The tools of decision analysis include influence diagrams, decision trees
(see the figure below), and sensitivity analyses. They are based on established
statistical techniques used successfully by many businesses to develop decisions. |
Quantitative Decisions helped this
client decide what approaches to take with investigation, remediation, public interaction,
and agency negotiation following the discovery of widespread PCB contamination in a
nearby wetland.
A formal decision analysis uncovered hidden major costs and revealed
where uncertainties could drive remedial costs up and success rates down.
The client observed that this approach helped their environmental
managers effectively communicate with corporate management the reasons why investment in
agency interaction and public involvement was worthwhile: The spread in possible remedial
costs of $2M to $20M represented important financial risk; investing in actions to
improve the chance of negotiating lower-cost outcomes was worthwhile.

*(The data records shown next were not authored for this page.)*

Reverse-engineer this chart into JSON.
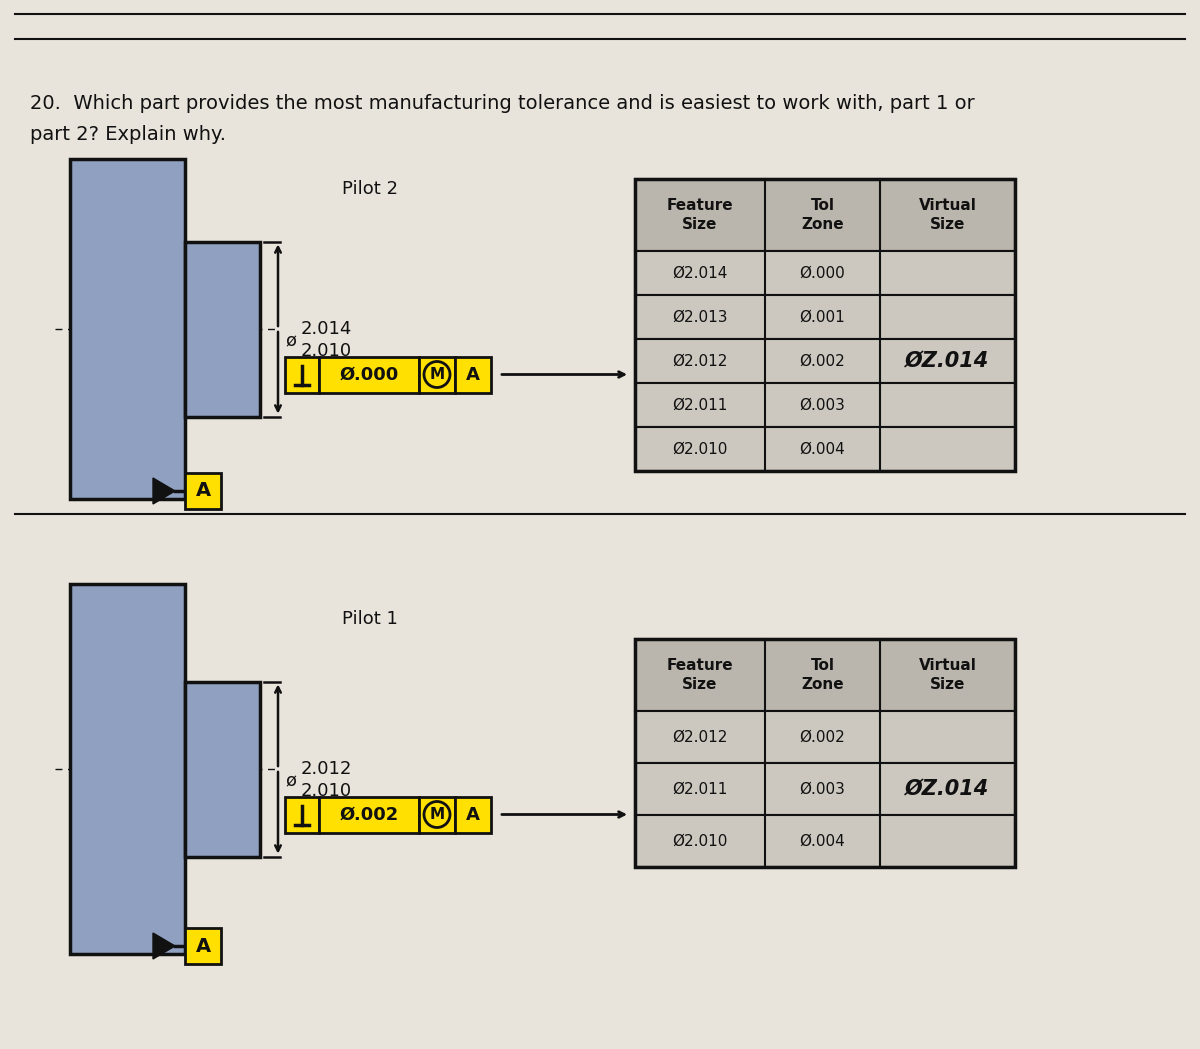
{
  "bg_color": "#e8e4dc",
  "pilot1": {
    "label": "Pilot 1",
    "dim_phi": "ø",
    "dim_upper": "2.012",
    "dim_lower": "2.010",
    "fcf_symbol": "⊥",
    "fcf_tol": "Ø.002",
    "fcf_modifier": "M",
    "fcf_datum": "A",
    "table_headers": [
      "Feature\nSize",
      "Tol\nZone",
      "Virtual\nSize"
    ],
    "table_rows": [
      [
        "Ø2.012",
        "Ø.002",
        ""
      ],
      [
        "Ø2.011",
        "Ø.003",
        "ØZ.014"
      ],
      [
        "Ø2.010",
        "Ø.004",
        ""
      ]
    ]
  },
  "pilot2": {
    "label": "Pilot 2",
    "dim_phi": "ø",
    "dim_upper": "2.014",
    "dim_lower": "2.010",
    "fcf_symbol": "⊥",
    "fcf_tol": "Ø.000",
    "fcf_modifier": "M",
    "fcf_datum": "A",
    "table_headers": [
      "Feature\nSize",
      "Tol\nZone",
      "Virtual\nSize"
    ],
    "table_rows": [
      [
        "Ø2.014",
        "Ø.000",
        ""
      ],
      [
        "Ø2.013",
        "Ø.001",
        ""
      ],
      [
        "Ø2.012",
        "Ø.002",
        "ØZ.014"
      ],
      [
        "Ø2.011",
        "Ø.003",
        ""
      ],
      [
        "Ø2.010",
        "Ø.004",
        ""
      ]
    ]
  },
  "question": "20.  Which part provides the most manufacturing tolerance and is easiest to work with, part 1 or\npart 2? Explain why.",
  "yellow": "#FFE000",
  "blue_gray": "#8fa0c0",
  "dark": "#111111",
  "table_bg": "#ccc8c0",
  "header_bg": "#bab6ae",
  "sep_color": "#333333"
}
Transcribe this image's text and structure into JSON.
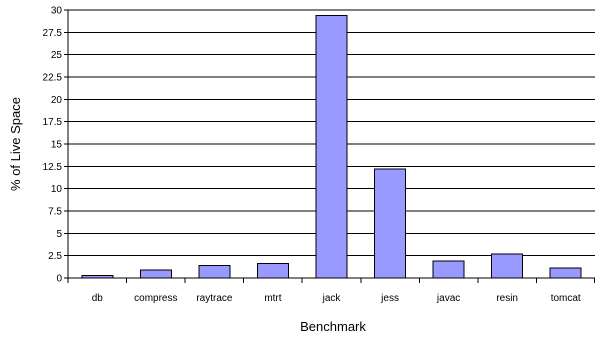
{
  "chart_data": {
    "type": "bar",
    "xlabel": "Benchmark",
    "ylabel": "% of Live Space",
    "categories": [
      "db",
      "compress",
      "raytrace",
      "mtrt",
      "jack",
      "jess",
      "javac",
      "resin",
      "tomcat"
    ],
    "values": [
      0.3,
      0.9,
      1.4,
      1.6,
      29.4,
      12.2,
      1.9,
      2.7,
      1.1
    ],
    "ylim": [
      0,
      30
    ],
    "yticks": [
      "0",
      "2.5",
      "5",
      "7.5",
      "10",
      "12.5",
      "15",
      "17.5",
      "20",
      "22.5",
      "25",
      "27.5",
      "30"
    ],
    "grid": true,
    "bar_color": "#9999ff",
    "bar_edge_color": "#000000"
  }
}
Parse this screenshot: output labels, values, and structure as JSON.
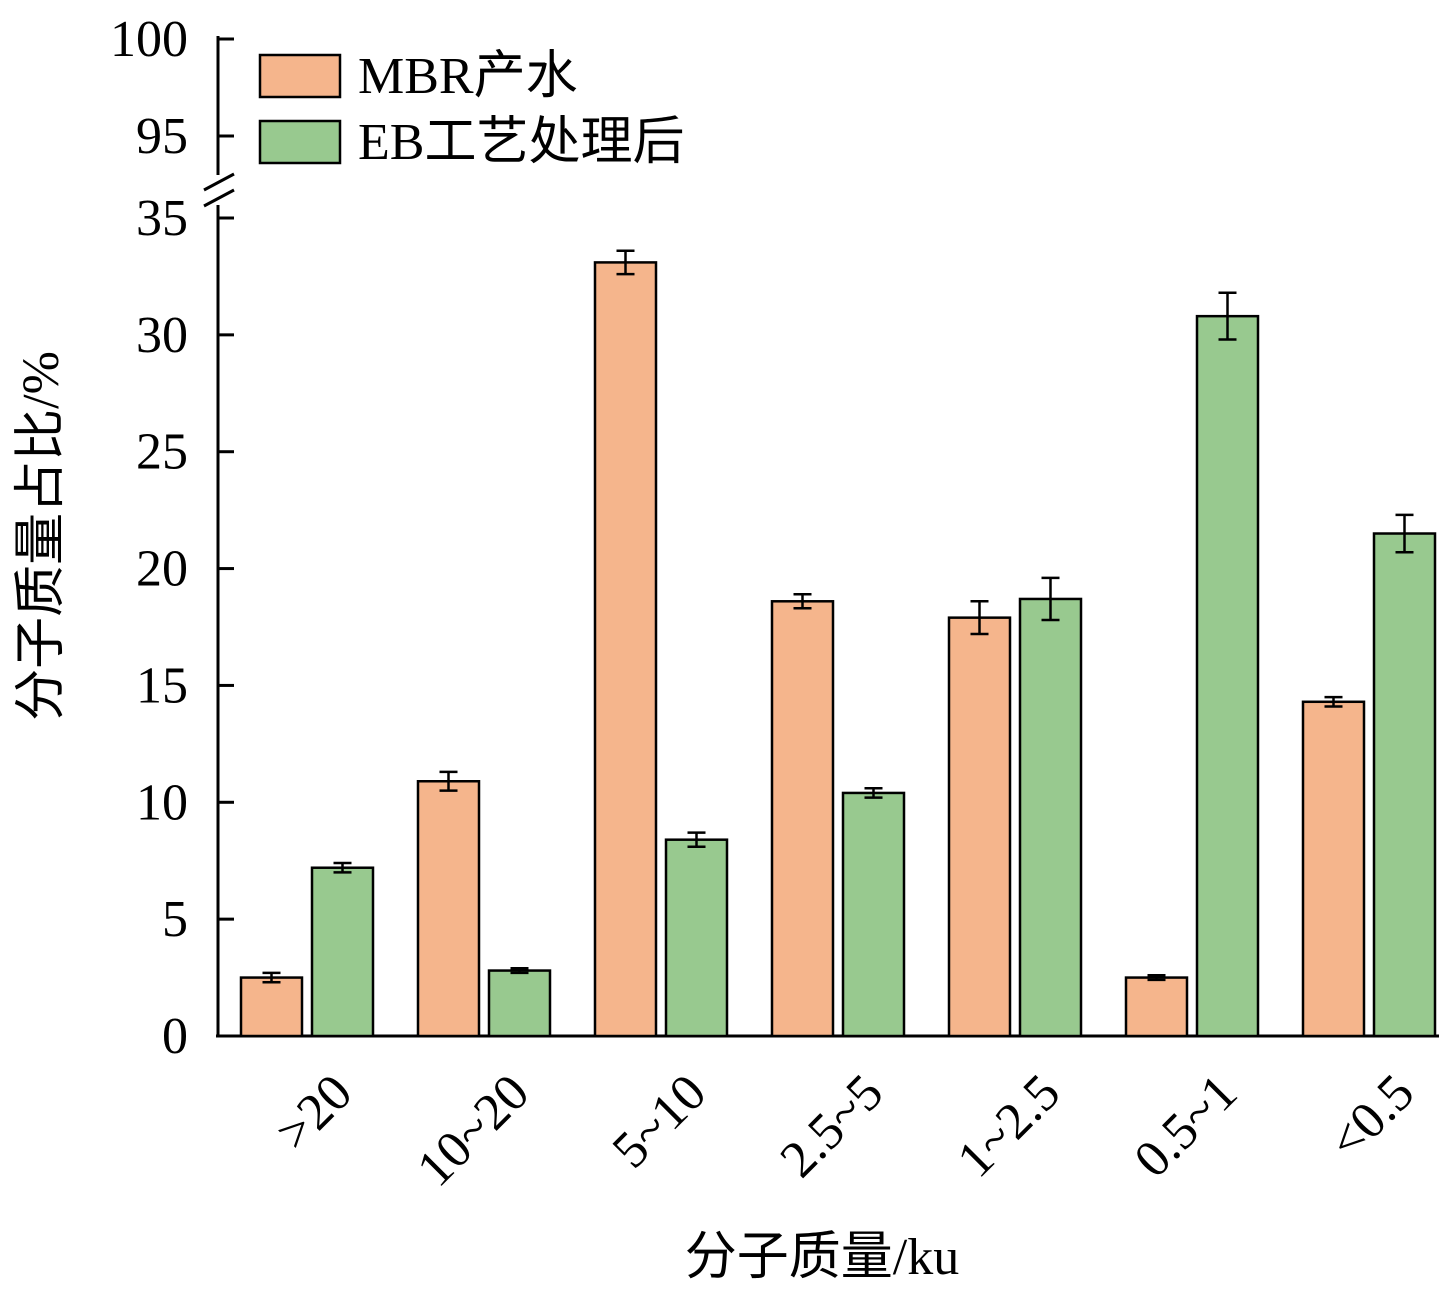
{
  "chart_data": {
    "type": "bar",
    "xlabel": "分子质量/ku",
    "ylabel": "分子质量占比/%",
    "categories": [
      ">20",
      "10~20",
      "5~10",
      "2.5~5",
      "1~2.5",
      "0.5~1",
      "<0.5"
    ],
    "series": [
      {
        "name": "MBR产水",
        "color": "#F5B58C",
        "values": [
          2.5,
          10.9,
          33.1,
          18.6,
          17.9,
          2.5,
          14.3
        ],
        "errors": [
          0.2,
          0.4,
          0.5,
          0.3,
          0.7,
          0.1,
          0.2
        ]
      },
      {
        "name": "EB工艺处理后",
        "color": "#98C98F",
        "values": [
          7.2,
          2.8,
          8.4,
          10.4,
          18.7,
          30.8,
          21.5
        ],
        "errors": [
          0.2,
          0.1,
          0.3,
          0.2,
          0.9,
          1.0,
          0.8
        ]
      }
    ],
    "ylim": [
      0,
      35
    ],
    "yticks": [
      0,
      5,
      10,
      15,
      20,
      25,
      30,
      35
    ],
    "broken_axis": {
      "upper_range": [
        95,
        100
      ],
      "upper_ticks": [
        95,
        100
      ]
    },
    "legend_position": "top-left",
    "grid": false
  }
}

The decision analysis identified the amounts that were worthwhile
investing in agency interaction as well as in additional investigation and scientific
studies. It did so by suggesting that the client quantify important costs and
uncertainties. Sensitivity analyses then identified the numbers that were driving the
project strategy, helping the team to focus on obtaining information that was important
for success.
Subsequent work on this project has proceeded favorably.
Hoped-for lenient PCB standards have been approved by the environmental agency; additional
sampling has been unnecessary; lower cleanup costs are anticipated.